4. In the brief for appellant, the lower court decision as assailed on the ground that the extra-judicial admission of the accused as to his having committed rape on both occasions was given credence by the -trial court.  Counsel for appellant is to be commended for his insistence that the constitutional right against self-incrimination must not be ignored or disregarded.  Only recently, in People v. Buscato,[24] Justice Antonio, as ponente, stressed its importance in this wise: "The constitutional inquiry is not whether the conduct of the police officers in obtaining the confession was shocking, but whether the confession was free and voluntary; that is, it must not be extracted by any sort of threats or violence, nor obtained by any direct or implied promises, nor by the exertion of improper influence.  It has been recognized that 'coercion can be mental as well as physical, and that the blood of the accused is not the only hallmark of an unconstitutional inquisition.'"[25] Considering that the doubt as to whether or not the admission was made voluntarily is not easily dispelled, it ought to have been rejected by the trial court.  Even so, there is no justification for .the reversal sought.  For as held in People v. Bagasala,[26] if evidence other than such involuntary admission or confession may be found in .the record sufficient to justify a finding of guilt, then conviction is warranted.  In the light of what has been set forth above, the imputation that any involuntary extra­judicial admission was erroneously given weight by the trial court even if warranted cannot be the basis for an acquittal.
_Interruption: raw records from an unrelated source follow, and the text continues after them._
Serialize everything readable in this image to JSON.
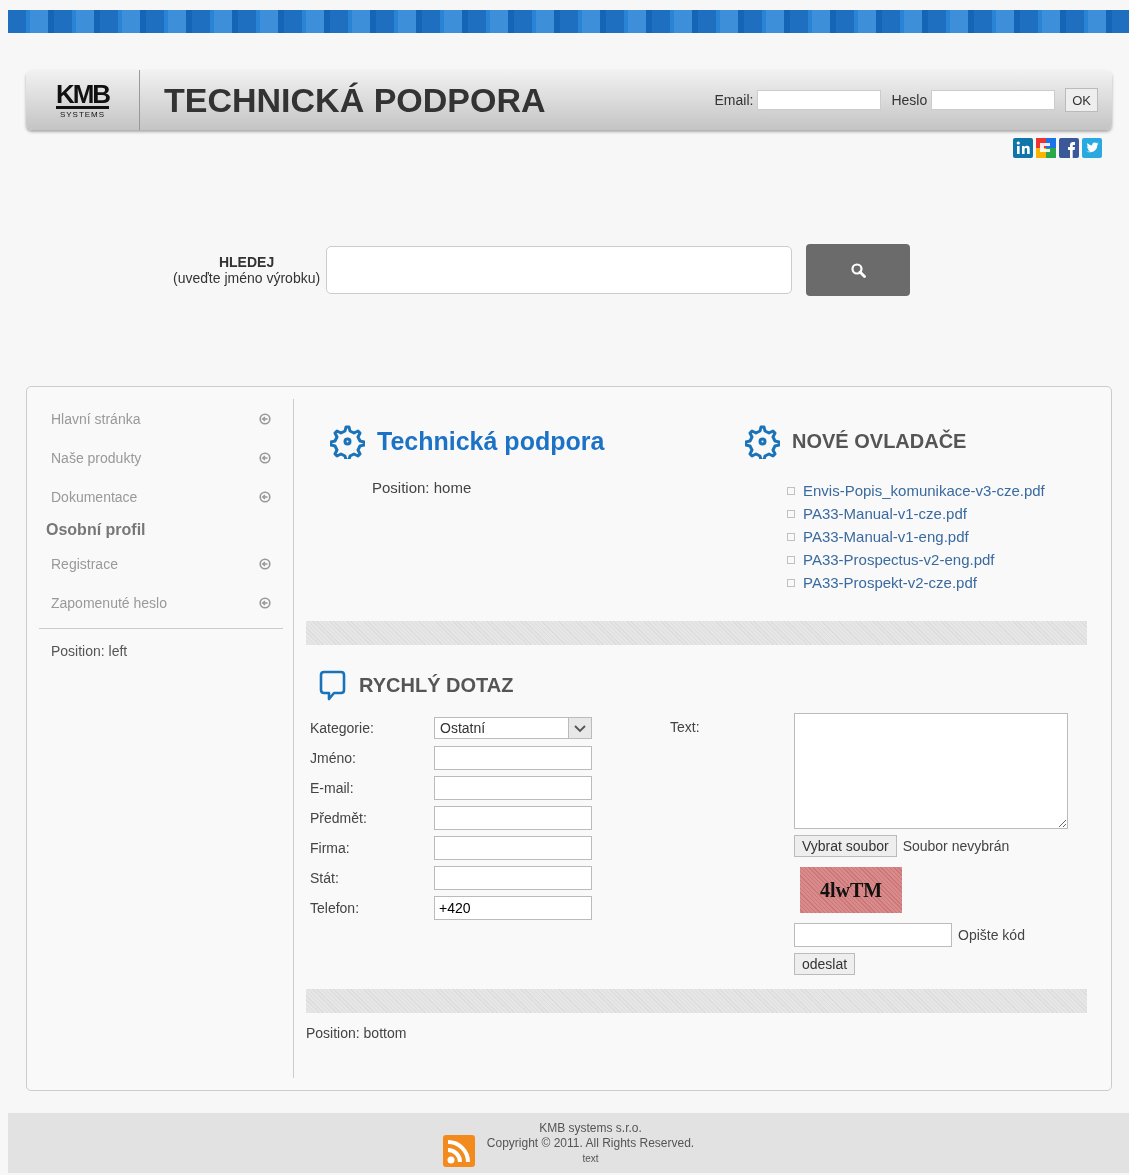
{
  "header": {
    "logo": "KMB",
    "logo_sub": "SYSTEMS",
    "title": "TECHNICKÁ PODPORA",
    "login": [
      {
        "label": "Email:"
      },
      {
        "label": "Heslo"
      }
    ],
    "ok_button": "OK"
  },
  "search": {
    "label": "HLEDEJ",
    "hint": "(uveďte jméno výrobku)"
  },
  "sidebar": {
    "items": [
      {
        "kind": "link",
        "label": "Hlavní stránka"
      },
      {
        "kind": "link",
        "label": "Naše produkty"
      },
      {
        "kind": "link",
        "label": "Dokumentace"
      },
      {
        "kind": "heading",
        "label": "Osobní profil"
      },
      {
        "kind": "link",
        "label": "Registrace"
      },
      {
        "kind": "link",
        "label": "Zapomenuté heslo"
      }
    ],
    "position": "Position: left"
  },
  "home": {
    "title": "Technická podpora",
    "position": "Position: home"
  },
  "drivers": {
    "title": "NOVÉ OVLADAČE",
    "files": [
      "Envis-Popis_komunikace-v3-cze.pdf",
      "PA33-Manual-v1-cze.pdf",
      "PA33-Manual-v1-eng.pdf",
      "PA33-Prospectus-v2-eng.pdf",
      "PA33-Prospekt-v2-cze.pdf"
    ]
  },
  "quick_query": {
    "title": "RYCHLÝ DOTAZ",
    "fields": [
      {
        "kind": "select",
        "label": "Kategorie:",
        "value": "Ostatní"
      },
      {
        "kind": "text",
        "label": "Jméno:"
      },
      {
        "kind": "text",
        "label": "E-mail:"
      },
      {
        "kind": "text",
        "label": "Předmět:"
      },
      {
        "kind": "text",
        "label": "Firma:"
      },
      {
        "kind": "text",
        "label": "Stát:"
      },
      {
        "kind": "text",
        "label": "Telefon:",
        "value": "+420"
      }
    ],
    "text_label": "Text:",
    "file_button": "Vybrat soubor",
    "file_status": "Soubor nevybrán",
    "captcha": "4lwTM",
    "captcha_label": "Opište kód",
    "submit": "odeslat"
  },
  "bottom": {
    "position": "Position: bottom"
  },
  "footer": {
    "lines": [
      "KMB systems s.r.o.",
      "Copyright © 2011. All Rights Reserved.",
      "text"
    ]
  }
}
WHEREFORE, the decision of the lower court of September 8, 1969, finding the accused Alfredo Rapada y Carlo guilty beyond reasonable doubt of the crime of rape in the two criminal cases filed against him and sentencing him to suffer the penalty of reclusion perpetua in each case', with the accessory penalties provided for by law and to pay the costs, is affirmed with the modification that he should be credited not only with one-half but with the full period of the preventive imprisonment 'served by him and that an indemnity of P12, 000 for each offense be imposed on him.  In the service of the penalty of two reclusion perpetuas, the provision of Article 70 of the Revised Penal Code should be followed.

Barredo, Antonio, Aquino, Concepcion, Jr., and Santos, JJ., concur.

[1] Decision, Appendix to Brief for Appellant, 48-49.

[2] Ibid, 54-56.

[3] Ibid, 58.

[4] Ibid, 59-60.

[5] Ibid, 61.

[6] Brief for Appellant, 12, reproducing answer of complainant on the witness stand appearing in t.s.n., Session of October 20, 1968, 6.

[7] Ibid, 12.

[8] T.s.n., Session of August 2 0, 1968, 9.

[9] Ibid.

[10] Ibid.

[11] Ibid, 10.

[12] Ibid.

[13] T.s.n., Session of September 17, 1968, 5.

[14] Ibid, 19.

[15] Ibid, 19-20.

[16] Ibid, 22.

[17] Ibid.

[18] Ibid.

[19] L-41312, July 29, 1977.

[20] People v. Tila-on, 112 Phil. 546 (1961); People v. Lumayag, L-19142, March 31, 1965, 13 SCRA. 502; People v. Gumahin, L-22357, October 31, 1967, 21 SCRA 729; People v. Manos, L-27791, December 24, 1970, 36 SCRA 457; People v. Angcap, L-28748, February 29, 1972, 43 SCRA 437; and People v. Cudalina, L-34969, April 29, 1975, 63 SCRA 499 were cited.

[21] According to Article IV, Section 19 of the Constitution: "In all criminal prosecutions, the accused shall be presumed innocent until the contrary is proved, ***."

[22] L-21325, October 29, 1971, 42 SCRA 59.

[23] Ibid, 64.

[24] L-40639, November 23, 1976, 74 SCRA 30.

[25] Ibid, 49-50.

[26] L-26182, May 31, 1971, 39 SCRA 236.